Pianeta Migranti. Il diritto internazionale obbliga a salvare i migranti in mare.
Il decreto Piantedosi, invece, sanziona e ferma le navi dei soccorsi.
Nel diritto internazionale esistono norme chiare che obbligano a soccorrere chiunque sia in pericolo in mare, inclusi i migranti. Lo dicono: la Convenzione ONU sul diritto del mare (UNCLOS, 1982), la Convenzione di Amburgo sul soccorso marittimo (SAR, 1979), la Convenzione SOLAS (1974) e la Convenzione di Ginevra sui rifugiati (1951) in combinazione con i diritti umani fondamentali. Invece, per effetto del Decreto Piantedosi c’è un attacco sistematico alla capacità civile di soccorso ed una strategia politica per screditare il lavoro delle Ong impegnate nelle operazioni SAR (Search and Rescue) con il chiaro intento di togliere dal Mediterraneo centrale i testimoni scomodi. Di fatto, dal 2023, 36 navi e 2 aerei umanitari hanno subito complessivamente 960 giorni di fermi amministrativi considerati “illegali” per la legge internazionale..
Sulla questione dei salvataggi in mare, da tempo si assiste a un braccio di ferro tra le sanzioni imposte dal decreto Piantedosi e le sentenze dei vari Tribunali che difendono l’operato delle Ong. Un esempio per tutti è il caso della nave Humanity e quella della nave Mediterranea Saving Humans che evidenziano due interventi diametralmente opposti.
La nave di SOS Humanity sotto accusa
Il 1°dicembre, dopo aver sbarcato 85 persone, tra cui diversi minori non accompagnati, la nave Humanity 1 è stata nuovamente trattenuta dalle autorità italiane nel porto di Ortona.
L’accusa: non aver comunicato con il Centro di coordinamento libico, da cui dipende la cosiddetta Guardia Costiera libica.
SOS Humanity ha respinto le contestazioni, dichiarando la sua scelta “legittima e coerente con il diritto internazionale”. Questa posizione è stata confermata dai giudici di Catanzaro.
Per SOS Humanity, la Guardia Costiera libica è responsabile di gravi violazioni dei diritti umani
- denunciate anche dall’Onu - per cui, “rifiutarsi di comunicare con chi è coinvolto in questi crimini è l’unico modo per difendere il diritto marittimo e i diritti umani”.
La situazione è paradossale: l’Italia continua a sostenere e finanziare la Guardia Costiera libica e blocca, invece, le navi che salvano vite. Così, i morti in mare aumentano: oltre 1700 quest’anno nel Mediterraneo, secondo fonti ufficiali.
Ad Agrigento, la magistratura ha fermato l’ennesima violazione delle regole internazionali.
L’11 dicembre, il Tribunale di Agrigento ha sospeso il fermo amministrativo di 60 giorni e la multa da 10mila euro inflitti alla nave Mediterranea Saving Humans dalla Prefettura.

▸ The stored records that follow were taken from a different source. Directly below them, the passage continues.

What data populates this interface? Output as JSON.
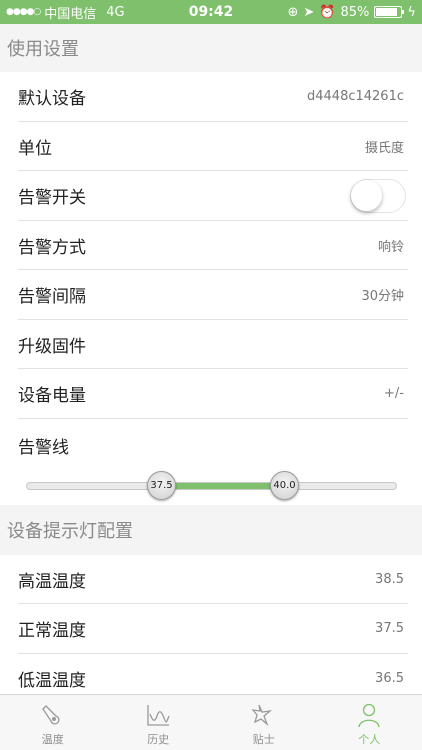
{
  "status_bar": {
    "carrier": "中国电信",
    "network": "4G",
    "time": "09:42",
    "battery_percent": "85%"
  },
  "usage_section": {
    "title": "使用设置",
    "rows": [
      {
        "label": "默认设备",
        "value": "d4448c14261c"
      },
      {
        "label": "单位",
        "value": "摄氏度"
      },
      {
        "label": "告警开关",
        "toggle_on": false
      },
      {
        "label": "告警方式",
        "value": "响铃"
      },
      {
        "label": "告警间隔",
        "value": "30分钟"
      },
      {
        "label": "升级固件",
        "value": ""
      },
      {
        "label": "设备电量",
        "value": "+/-"
      }
    ]
  },
  "alarm_line": {
    "label": "告警线",
    "low": "37.5",
    "high": "40.0"
  },
  "light_section": {
    "title": "设备提示灯配置",
    "rows": [
      {
        "label": "高温温度",
        "value": "38.5"
      },
      {
        "label": "正常温度",
        "value": "37.5"
      },
      {
        "label": "低温温度",
        "value": "36.5"
      }
    ]
  },
  "tabbar": {
    "tabs": [
      {
        "label": "温度",
        "icon": "thermometer-icon"
      },
      {
        "label": "历史",
        "icon": "chart-icon"
      },
      {
        "label": "贴士",
        "icon": "star-icon"
      },
      {
        "label": "个人",
        "icon": "person-icon",
        "active": true
      }
    ]
  },
  "colors": {
    "accent": "#7ec06b",
    "section_text": "#8a8a8a"
  }
}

Il provvedimento era arrivato dopo tre salvataggi di 92 persone, tra cui 31 minori non accompagnati.
Secondo il Viminale, la nave avrebbe rifiutato di dirigersi verso Livorno, un porto distante quasi 1.200 Km. dalla zona di soccorso, prolungando il viaggio per quattro giorni. Ma la Procura dei Minori di Palermo e quella di Agrigento hanno dato ragione a Mediterranea, in quanto bisognava evitare ulteriori sofferenze ai naufraghi già tanto provati.
Mediterranea Saving Humans più volte ha denunciato la strategia ‘illegale’ del governo che mira a ostacolare i soccorsi e arrivare alla confisca definitiva della nave, eliminando così i testimoni scomodi delle violazioni dei diritti dei migranti. Ma ogni volta che questi provvedimenti voluti dal Decreto Piantedosi finiscono davanti a un giudice, vengono smentiti e annullati, in forza dell’obbligo internazionale di salvare chi è in pericolo.
Cancellare il Decreto Piantedosi
Per Mediterranea, è necessario abolire il Decreto Piantedosi e tutte le norme che calpestano i diritti delle persone. Ogni abuso di potere contro la vita umana e contro la solidarietà deve essere denunciato e sanzionato. Il diritto internazionale e la tutela dei diritti fondamentali devono prevalere sulle politiche repressive e sulla criminalizzazione delle Ong. La posta in gioco è chiara: difendere la dignità delle persone migranti e riaffermare il primato del diritto contro le derive razziste degli Stati.